By Indradip Ghosh
BENGALURU (Reuters) – The U.S. Federal Reserve is expected to cut interest rates by 25 basis points at each of the remaining three meetings of 2024, according to a slim majority of economists polled by Reuters, who believe a recession is unlikely.
The revision in Fed rate cut predictions follows a weaker-than-expected July U.S. jobs report, prompting interest rate futures traders to initially price in up to 120 basis points of reductions in 2024, which has now decreased to roughly 100.
Additionally, a brief but violent market sell-off, linked to the unwinding of large leveraged positions due to a sudden rise in the Japanese yen, has driven aggressive rate cut calls.
While some Fed officials have hinted at upcoming rate cuts, most economists in the Aug. 14-19 Reuters poll do not foresee a swift series of cuts. Recent data, including a robust retail sales report, indicates that the economy is doing relatively well even as inflation decreases.
The U.S. central bank is anticipated to reduce the federal funds rate by 25 basis points in September, November, and December, setting the range at 4.50%-4.75% by the end of 2024, according to 54% of those polled (55 out of 101).
Previously, markets were betting on a half-percentage-point cut in September, but they are now pricing a 70% probability of a quarter-point cut next month.
Over a third of respondents (34) predicted two rate cuts this year, while one economist forecast only a single reduction. Eleven economists expect the Fed to lower rates by 100 basis points or more.
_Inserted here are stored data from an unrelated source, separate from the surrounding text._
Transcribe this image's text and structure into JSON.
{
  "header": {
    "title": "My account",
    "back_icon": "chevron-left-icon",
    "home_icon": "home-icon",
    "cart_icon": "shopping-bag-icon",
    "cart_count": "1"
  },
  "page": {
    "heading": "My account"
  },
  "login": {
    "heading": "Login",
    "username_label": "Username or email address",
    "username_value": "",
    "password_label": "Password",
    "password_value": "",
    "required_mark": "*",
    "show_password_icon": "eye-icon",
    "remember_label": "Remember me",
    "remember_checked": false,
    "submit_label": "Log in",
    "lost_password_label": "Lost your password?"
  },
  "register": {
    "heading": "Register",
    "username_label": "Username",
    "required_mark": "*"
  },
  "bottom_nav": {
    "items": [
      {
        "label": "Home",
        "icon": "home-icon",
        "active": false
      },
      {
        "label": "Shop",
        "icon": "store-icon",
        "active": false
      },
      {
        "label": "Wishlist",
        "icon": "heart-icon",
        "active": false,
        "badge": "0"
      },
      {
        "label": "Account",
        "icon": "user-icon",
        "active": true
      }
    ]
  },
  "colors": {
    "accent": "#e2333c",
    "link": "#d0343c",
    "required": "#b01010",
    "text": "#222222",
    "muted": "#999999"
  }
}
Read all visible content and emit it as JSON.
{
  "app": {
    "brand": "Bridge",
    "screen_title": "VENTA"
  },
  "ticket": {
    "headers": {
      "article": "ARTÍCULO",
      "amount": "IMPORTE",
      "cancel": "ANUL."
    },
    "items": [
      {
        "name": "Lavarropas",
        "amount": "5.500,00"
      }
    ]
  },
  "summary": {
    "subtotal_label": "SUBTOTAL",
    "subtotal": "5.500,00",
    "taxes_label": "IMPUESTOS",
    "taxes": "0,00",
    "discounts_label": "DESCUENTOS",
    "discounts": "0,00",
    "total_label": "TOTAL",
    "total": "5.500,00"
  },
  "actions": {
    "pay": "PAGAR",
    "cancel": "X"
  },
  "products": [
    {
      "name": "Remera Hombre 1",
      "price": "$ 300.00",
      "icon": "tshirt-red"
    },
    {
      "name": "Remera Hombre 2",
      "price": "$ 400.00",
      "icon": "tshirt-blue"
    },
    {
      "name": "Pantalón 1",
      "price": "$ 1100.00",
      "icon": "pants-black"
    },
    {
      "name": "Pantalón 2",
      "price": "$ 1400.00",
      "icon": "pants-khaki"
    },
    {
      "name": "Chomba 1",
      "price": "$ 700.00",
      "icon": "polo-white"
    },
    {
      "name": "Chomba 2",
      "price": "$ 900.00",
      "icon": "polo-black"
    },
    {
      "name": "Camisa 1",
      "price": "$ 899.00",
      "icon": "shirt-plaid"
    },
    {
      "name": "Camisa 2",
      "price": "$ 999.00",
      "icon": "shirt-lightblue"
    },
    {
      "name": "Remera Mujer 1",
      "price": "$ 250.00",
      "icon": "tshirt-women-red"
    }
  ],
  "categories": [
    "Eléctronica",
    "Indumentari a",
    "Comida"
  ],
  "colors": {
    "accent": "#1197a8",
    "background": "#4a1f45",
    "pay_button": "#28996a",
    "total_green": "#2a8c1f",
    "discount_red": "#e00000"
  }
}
Jonathan Millar, senior U.S. economist at Barclays, stated, “The basis for the cuts we have is mostly because inflation is coming down. It’s not so much that activity is slowing … We see a pretty resilient economy that’s growing near trend, and with that, we think inflation only ebbs gradually.”
He added that the labor market remains stable, gradually cooling without significant weakening expected. The unemployment rate is expected to increase just a bit from the current 4.3%, with no panic moment for the Fed.
Unemployment is projected to stay around 4.3% through 2026, with inflation predicted to ease only slightly over the next two years per median forecasts in the poll.
All inflation measures surveyed—Consumer Price Index, core CPI, personal consumption expenditures price index, and core PCE—are expected to remain above 2% at least until 2026, despite recent easing. Wage growth continues to exceed the 3.0%-3.5% range aligned with the Fed’s 2% inflation target.
The Fed is anticipated to implement a 25 basis point cut in each quarter of 2025, with markets pricing around 200 basis points of reductions by the end of Q3 2025.
RECESSION UNLIKELY
The U.S. economy experienced 2.8% annualized growth in the second quarter, outpacing the expected 2.0%. The poll predicts average growth of 2.5% this year, surpassing the Fed’s perceived non-inflationary growth rate of 1.8%.
Two-thirds of the contributors upgraded their growth outlook for 2024 from the previous month, with a predicted economy growth of 1.8% next year.
Economists expect the economy to expand at its trend growth rate until at least 2027. The median forecast from a smaller sample showed a 30% probability of recession, a stable outlook since the year’s start.
Michael Gapen, chief U.S. economist at Bank of America, remarked, “We’re not convinced there’s a downdraft in activity around the corner that will prompt large rate cuts from the Fed…” and pointed out the July employment report’s potential weather-related inaccuracies as a false health signal.
Market observers will closely watch Fed Chair Jerome Powell’s comments on the economic outlook on Friday, coinciding with the Kansas City Fed’s annual economic symposium in Jackson Hole, Wyoming.